Data centers in space already exist, although not on the same scale as those envisioned by the European Commission. The International Space Station has the HPE Spaceborne Computer-2 (SBC-2), the first computing system in space enabled with artificial intelligence (AI) capabilities that has already completed 24 research experiments. The European Space Agency has also launched PhiSat-1, the first satellite with onboard AI processing that uses Intel’s Movidius Myriad 2 chip.
Other technology located in outer space can also help reduce the carbon footprint. Any use of information processed in space can benefit global sustainability. According to Globant’s Sustainable Business Studio for Inmarsat, a global mobile satellite communications company, the world could move 10 years ahead in its decarbonization efforts if industries take full advantage of existing and emerging space technologies. According to Globant, the full adoption of currently available systems would achieve an 11.5% reduction in global emissions by 2030, a 9% improvement over the current benefit.

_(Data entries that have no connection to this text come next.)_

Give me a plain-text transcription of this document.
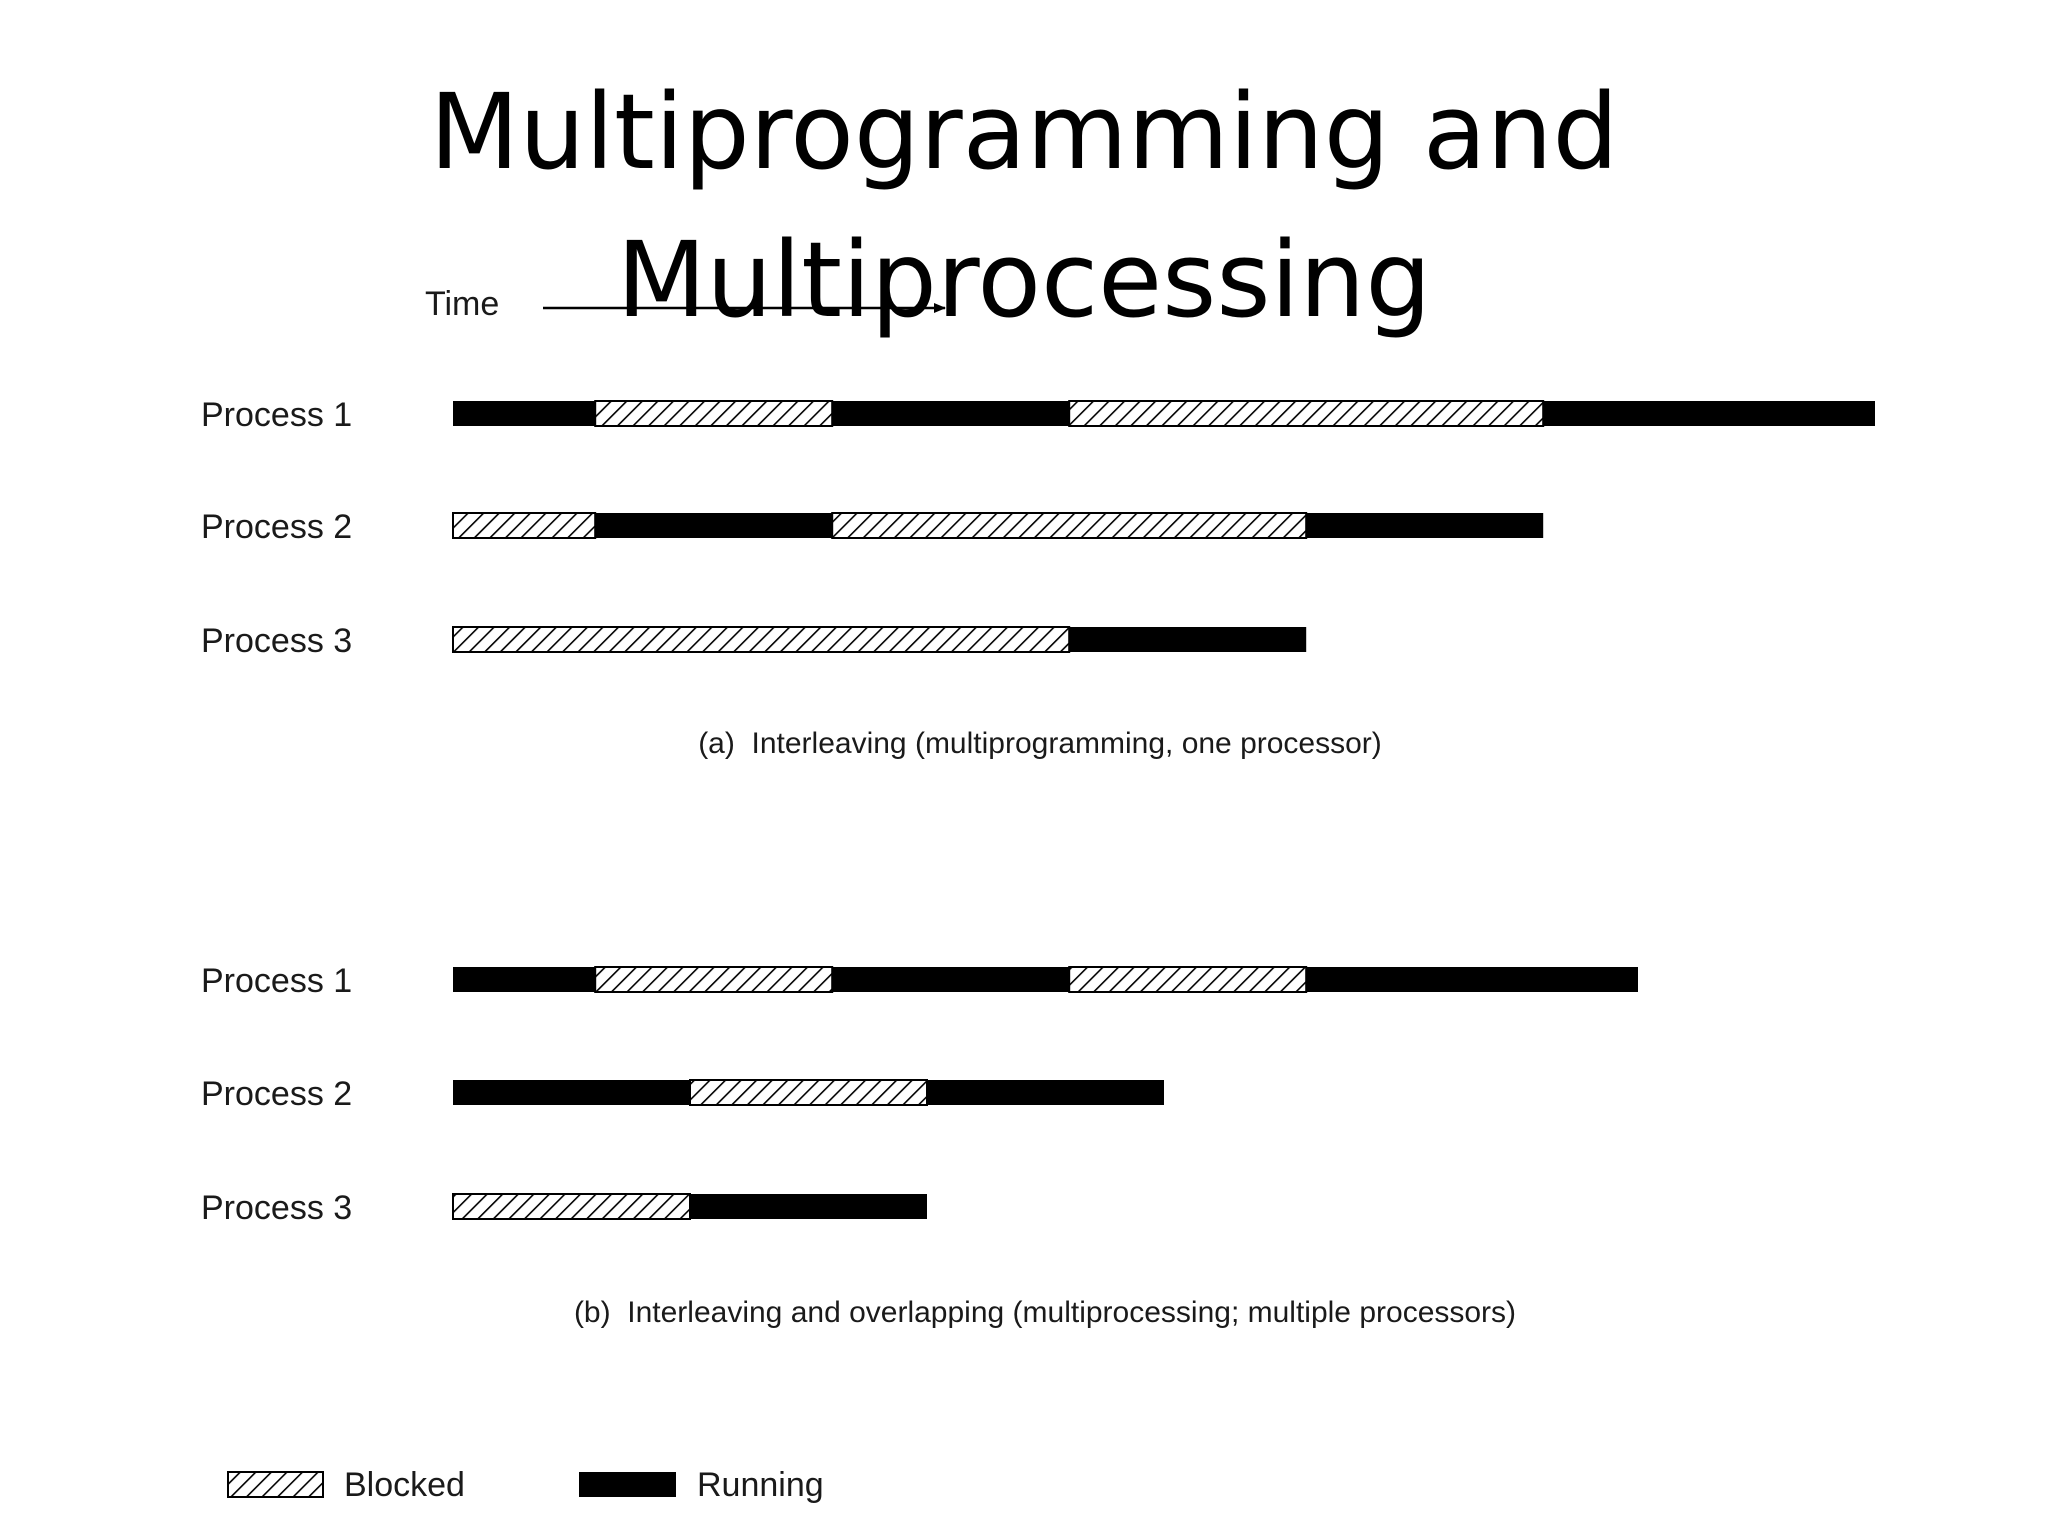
Multiprogramming and
Multiprocessing
Time
Process 1
Process 2
Process 3
(a)  Interleaving (multiprogramming, one processor)
Process 1
Process 2
Process 3
(b)  Interleaving and overlapping (multiprocessing; multiple processors)
Blocked	Running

Elena Morettini, the lead scientist of Globant’s report, said, “From a technological and scientific point of view, the potential reduction in CO₂ emissions from satellite technologies is immense. There is no lack of innovation standing in the way of greater sustainability success – the lack of investment is to blame.” According to the report, satellite data can enable significant optimization of both passenger and freight transportation routes, as well as better detection of methane emissions.